Q3: Can Mung Bean Nuclease be heat inactivated?

A3: DO NOT ATTEMPT TO HEAT INACTIVATE ! Although Mung Bean Nuclease can inactivated by heat, this is not recommended because the DNA begins to "breathe" before the Mung Bean Nuclease is inactivated and undesirable degradation occurs at breathing sections. Purify DNA by phenol/chloroform extraction and ethanol precipitation or spin column purification.

Q4: Does Zn²⁺ need to be added to a Mung Bean Nuclease reaction?
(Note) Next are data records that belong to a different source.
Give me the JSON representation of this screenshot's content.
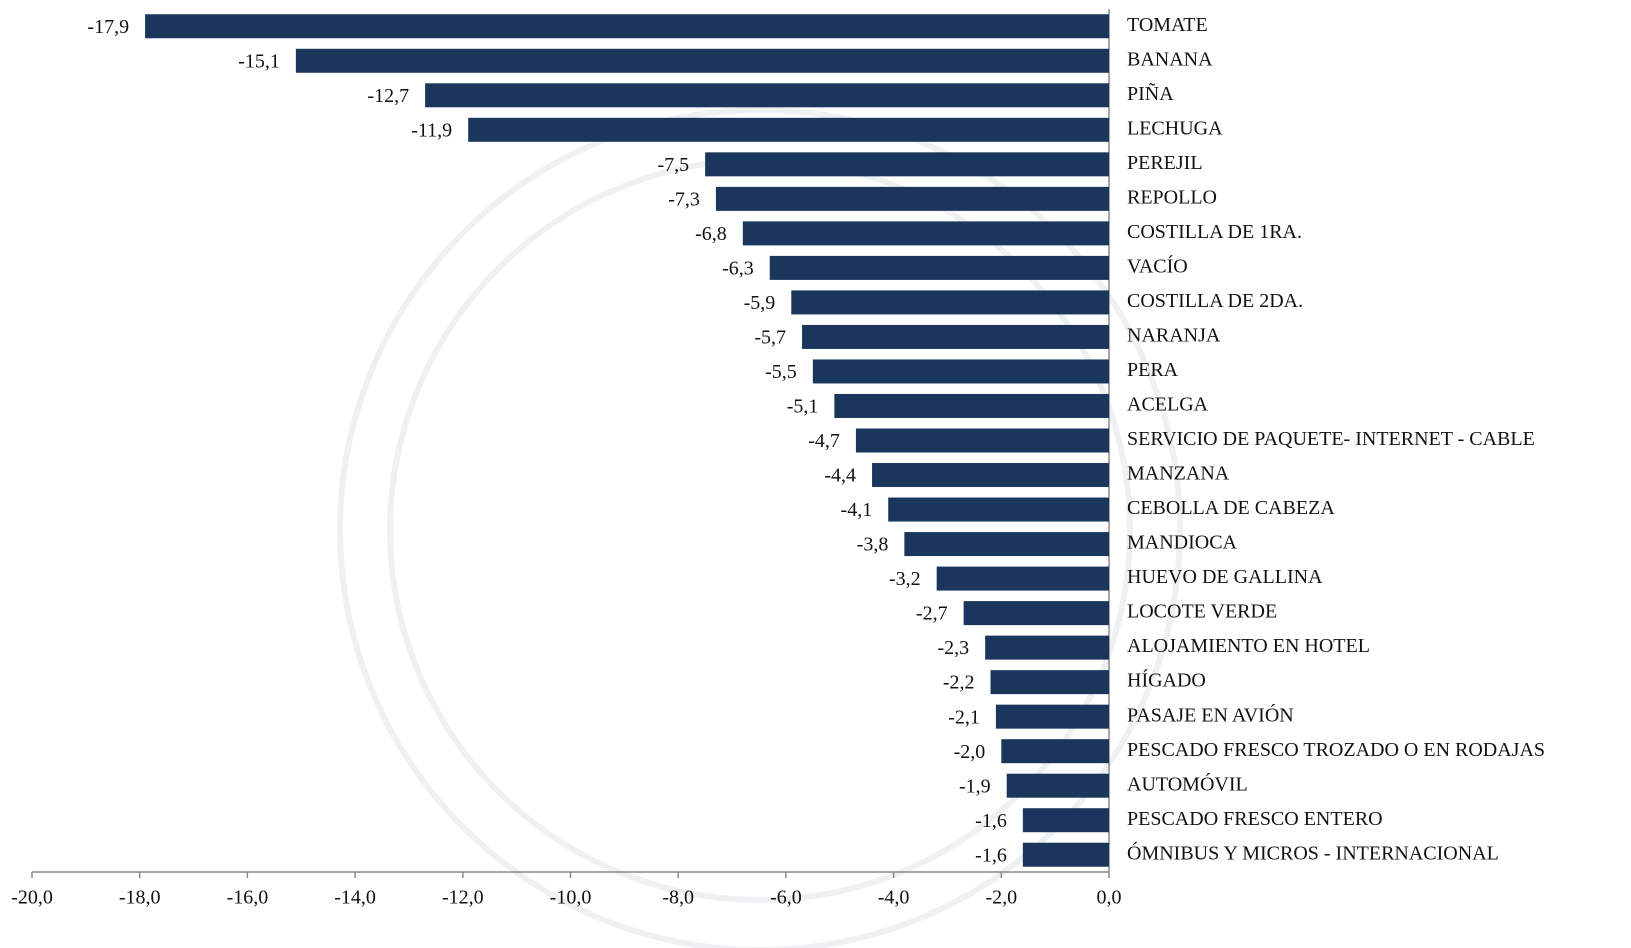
{
  "chart_data": {
    "type": "bar",
    "orientation": "horizontal",
    "categories": [
      "TOMATE",
      "BANANA",
      "PIÑA",
      "LECHUGA",
      "PEREJIL",
      "REPOLLO",
      "COSTILLA DE 1RA.",
      "VACÍO",
      "COSTILLA DE 2DA.",
      "NARANJA",
      "PERA",
      "ACELGA",
      "SERVICIO DE PAQUETE- INTERNET - CABLE",
      "MANZANA",
      "CEBOLLA DE CABEZA",
      "MANDIOCA",
      "HUEVO DE GALLINA",
      "LOCOTE VERDE",
      "ALOJAMIENTO EN HOTEL",
      "HÍGADO",
      "PASAJE EN AVIÓN",
      "PESCADO FRESCO TROZADO O EN RODAJAS",
      "AUTOMÓVIL",
      "PESCADO FRESCO ENTERO",
      "ÓMNIBUS Y MICROS - INTERNACIONAL"
    ],
    "values": [
      -17.9,
      -15.1,
      -12.7,
      -11.9,
      -7.5,
      -7.3,
      -6.8,
      -6.3,
      -5.9,
      -5.7,
      -5.5,
      -5.1,
      -4.7,
      -4.4,
      -4.1,
      -3.8,
      -3.2,
      -2.7,
      -2.3,
      -2.2,
      -2.1,
      -2.0,
      -1.9,
      -1.6,
      -1.6
    ],
    "value_labels": [
      "-17,9",
      "-15,1",
      "-12,7",
      "-11,9",
      "-7,5",
      "-7,3",
      "-6,8",
      "-6,3",
      "-5,9",
      "-5,7",
      "-5,5",
      "-5,1",
      "-4,7",
      "-4,4",
      "-4,1",
      "-3,8",
      "-3,2",
      "-2,7",
      "-2,3",
      "-2,2",
      "-2,1",
      "-2,0",
      "-1,9",
      "-1,6",
      "-1,6"
    ],
    "color": "#1b365d",
    "xlim": [
      -20,
      0
    ],
    "xticks": [
      {
        "value": -20,
        "label": "-20,0"
      },
      {
        "value": -18,
        "label": "-18,0"
      },
      {
        "value": -16,
        "label": "-16,0"
      },
      {
        "value": -14,
        "label": "-14,0"
      },
      {
        "value": -12,
        "label": "-12,0"
      },
      {
        "value": -10,
        "label": "-10,0"
      },
      {
        "value": -8,
        "label": "-8,0"
      },
      {
        "value": -6,
        "label": "-6,0"
      },
      {
        "value": -4,
        "label": "-4,0"
      },
      {
        "value": -2,
        "label": "-2,0"
      },
      {
        "value": 0,
        "label": "0,0"
      }
    ],
    "grid": false
  }
}
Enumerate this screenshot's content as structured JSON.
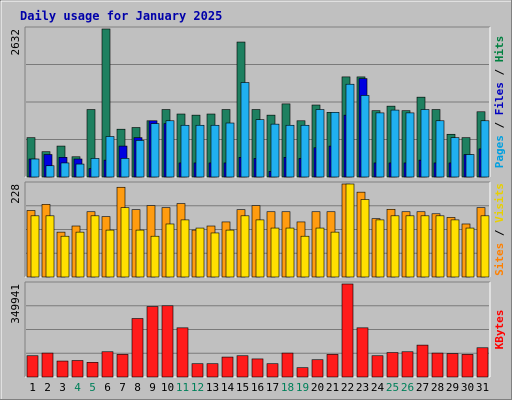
{
  "chart_data": {
    "type": "bar",
    "title": "Daily usage for January 2025",
    "categories": [
      "1",
      "2",
      "3",
      "4",
      "5",
      "6",
      "7",
      "8",
      "9",
      "10",
      "11",
      "12",
      "13",
      "14",
      "15",
      "16",
      "17",
      "18",
      "19",
      "20",
      "21",
      "22",
      "23",
      "24",
      "25",
      "26",
      "27",
      "28",
      "29",
      "30",
      "31"
    ],
    "weekend_days": [
      "4",
      "5",
      "11",
      "12",
      "18",
      "19",
      "25",
      "26"
    ],
    "panels": [
      {
        "name": "hits-files-pages",
        "max_label": "2632",
        "ylim": [
          0,
          2632
        ],
        "legend": [
          "Pages",
          "Files",
          "Hits"
        ],
        "legend_colors": [
          "#00A0E0",
          "#0000C0",
          "#008040"
        ],
        "series": [
          {
            "name": "Hits",
            "color": "#1e8060",
            "values": [
              700,
              450,
              550,
              360,
              1200,
              2632,
              850,
              880,
              1000,
              1200,
              1120,
              1100,
              1120,
              1200,
              2400,
              1200,
              1100,
              1300,
              1000,
              1280,
              1150,
              1780,
              1780,
              1180,
              1260,
              1180,
              1420,
              1200,
              760,
              700,
              1160
            ]
          },
          {
            "name": "Files",
            "color": "#0000e0",
            "values": [
              320,
              400,
              350,
              320,
              150,
              300,
              550,
              700,
              1000,
              950,
              250,
              250,
              250,
              250,
              350,
              330,
              100,
              350,
              330,
              520,
              550,
              1100,
              1750,
              250,
              250,
              250,
              300,
              250,
              250,
              400,
              500
            ]
          },
          {
            "name": "Pages",
            "color": "#20b0f0",
            "values": [
              320,
              200,
              250,
              230,
              330,
              720,
              330,
              650,
              950,
              1000,
              920,
              920,
              920,
              960,
              1680,
              1020,
              940,
              920,
              920,
              1200,
              1150,
              1650,
              1450,
              1140,
              1190,
              1140,
              1200,
              1000,
              700,
              400,
              1000
            ]
          }
        ]
      },
      {
        "name": "visits-sites",
        "max_label": "228",
        "ylim": [
          0,
          228
        ],
        "legend": [
          "Sites",
          "Visits"
        ],
        "legend_colors": [
          "#FF8000",
          "#E8D000"
        ],
        "series": [
          {
            "name": "Visits",
            "color": "#ff9c10",
            "values": [
              163,
              178,
              110,
              125,
              160,
              148,
              220,
              165,
              175,
              170,
              180,
              115,
              125,
              135,
              165,
              175,
              160,
              160,
              135,
              160,
              160,
              228,
              208,
              143,
              166,
              160,
              160,
              155,
              146,
              130,
              170
            ]
          },
          {
            "name": "Sites",
            "color": "#ffe000",
            "values": [
              150,
              150,
              100,
              110,
              150,
              115,
              170,
              115,
              100,
              130,
              140,
              120,
              108,
              115,
              150,
              140,
              120,
              120,
              100,
              120,
              110,
              228,
              190,
              140,
              150,
              150,
              150,
              150,
              140,
              120,
              150
            ]
          }
        ]
      },
      {
        "name": "kbytes",
        "max_label": "349941",
        "ylim": [
          0,
          349941
        ],
        "legend": [
          "KBytes"
        ],
        "legend_colors": [
          "#FF0000"
        ],
        "series": [
          {
            "name": "KBytes",
            "color": "#ff1a1a",
            "values": [
              80000,
              90000,
              60000,
              62000,
              55000,
              95000,
              85000,
              220000,
              265000,
              268000,
              185000,
              50000,
              50000,
              75000,
              80000,
              68000,
              50000,
              90000,
              35000,
              65000,
              85000,
              349941,
              185000,
              80000,
              92000,
              95000,
              120000,
              90000,
              88000,
              85000,
              110000
            ]
          }
        ]
      }
    ]
  }
}
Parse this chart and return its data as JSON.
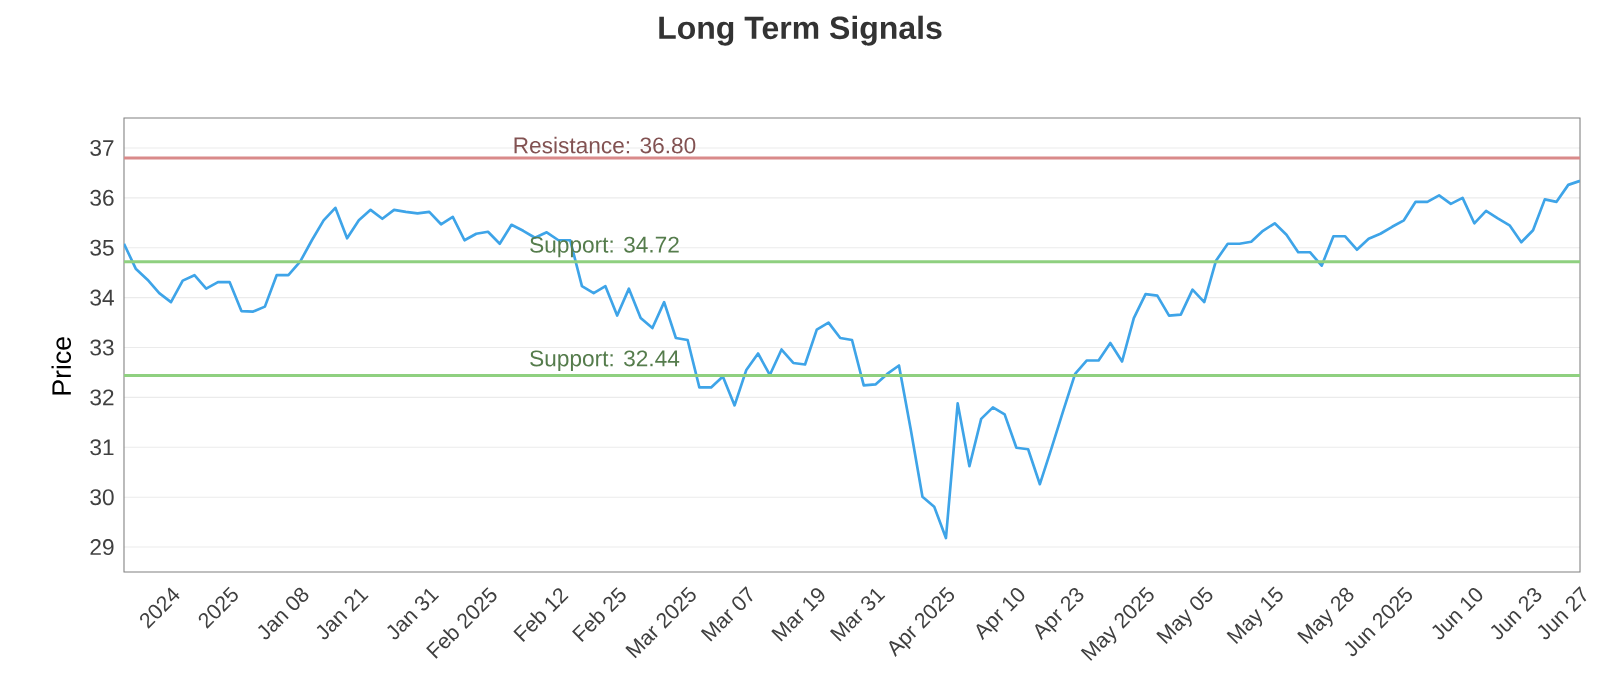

A4: It is no longer necessary to supplement Mung Bean Nuclease reactions with Zn²⁺. The zinc acetate in the storage buffer fulfills the Zn²⁺ requirement of the enzyme even after dilution in a reaction.

Q5: Will Mung Bean Nuclease degrade double stranded DNA?

A5: When used at temperatures higher than the 30°C recommended, or for longer periods, degradation of the substrate DNA will result. Further, since the endonucleic activity is known to occur at 'bubbles' on the DNA helix, which transiently form along the length of the molecule, substrates which are already nicked, or are of high AT content are more susceptible to this endonucleic activity.